Thanks to soybeans, air planes and cars – mortgage rates may drop. Of course I am referring to China’s proposed $50 billion in US trade tariffs on aircraft, autos and Edamame.
Stocks, Bonds & Home Loan Interest Rates
Why would this news make mortgage rates possibly drop? We call it a “flight to quality”. Here is how it works. Consider the following truths:
- Investors can invest in Stocks or Bonds
- Stocks represent the economy and have no guaranteed return
- Economy does well / stocks do well & vice versa (in general)
- Bonds are a “sure thing” with regard to paying an investor a return (albeit a small return typically)
- When investors invest in Bonds – mortgage rates drop
How Soybeans Could Force Mortgage Rates Down
Considering the truths above, China’s $50 billion proposed US trade tariffs could power mortgage rates downward. U.S. Investors see the tariff’s as a potential economic stumbling block. As such, the value of an investor’s stock portfolio suddenly becomes unstable.

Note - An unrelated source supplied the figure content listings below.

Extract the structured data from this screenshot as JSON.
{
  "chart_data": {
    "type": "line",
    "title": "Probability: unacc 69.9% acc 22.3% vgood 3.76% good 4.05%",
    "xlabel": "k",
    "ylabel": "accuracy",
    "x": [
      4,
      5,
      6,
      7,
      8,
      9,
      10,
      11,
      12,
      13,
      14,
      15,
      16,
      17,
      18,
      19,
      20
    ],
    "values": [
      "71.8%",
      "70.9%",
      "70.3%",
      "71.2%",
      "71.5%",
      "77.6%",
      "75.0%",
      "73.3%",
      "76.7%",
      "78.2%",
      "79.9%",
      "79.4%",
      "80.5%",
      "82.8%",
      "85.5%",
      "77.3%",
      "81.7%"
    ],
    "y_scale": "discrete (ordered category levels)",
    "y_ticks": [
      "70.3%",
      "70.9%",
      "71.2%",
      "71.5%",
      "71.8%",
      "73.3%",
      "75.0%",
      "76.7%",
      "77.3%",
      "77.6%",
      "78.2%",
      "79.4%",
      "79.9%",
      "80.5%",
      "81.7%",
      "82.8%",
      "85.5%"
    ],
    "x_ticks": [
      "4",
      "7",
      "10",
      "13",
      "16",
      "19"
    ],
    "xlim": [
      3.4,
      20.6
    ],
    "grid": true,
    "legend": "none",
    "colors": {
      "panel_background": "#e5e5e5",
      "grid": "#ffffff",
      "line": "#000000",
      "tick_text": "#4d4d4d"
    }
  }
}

To protect their capital, investors move money out of their unstable stocks over to secure bonds (sell stocks/buy bonds – with the same money). Bond’s small guaranteed rate of return is better than losing money on sliding stocks.
Finally, mortgage rates drop when money flows into the bond market. This dynamic is exactly what I see as a possibility based on today’s news. The money coming into bonds from the sale of stocks results in falling mortgage rates.
In conclusion, higher taxes on soybeans mean better mortgage rates – makes sense right?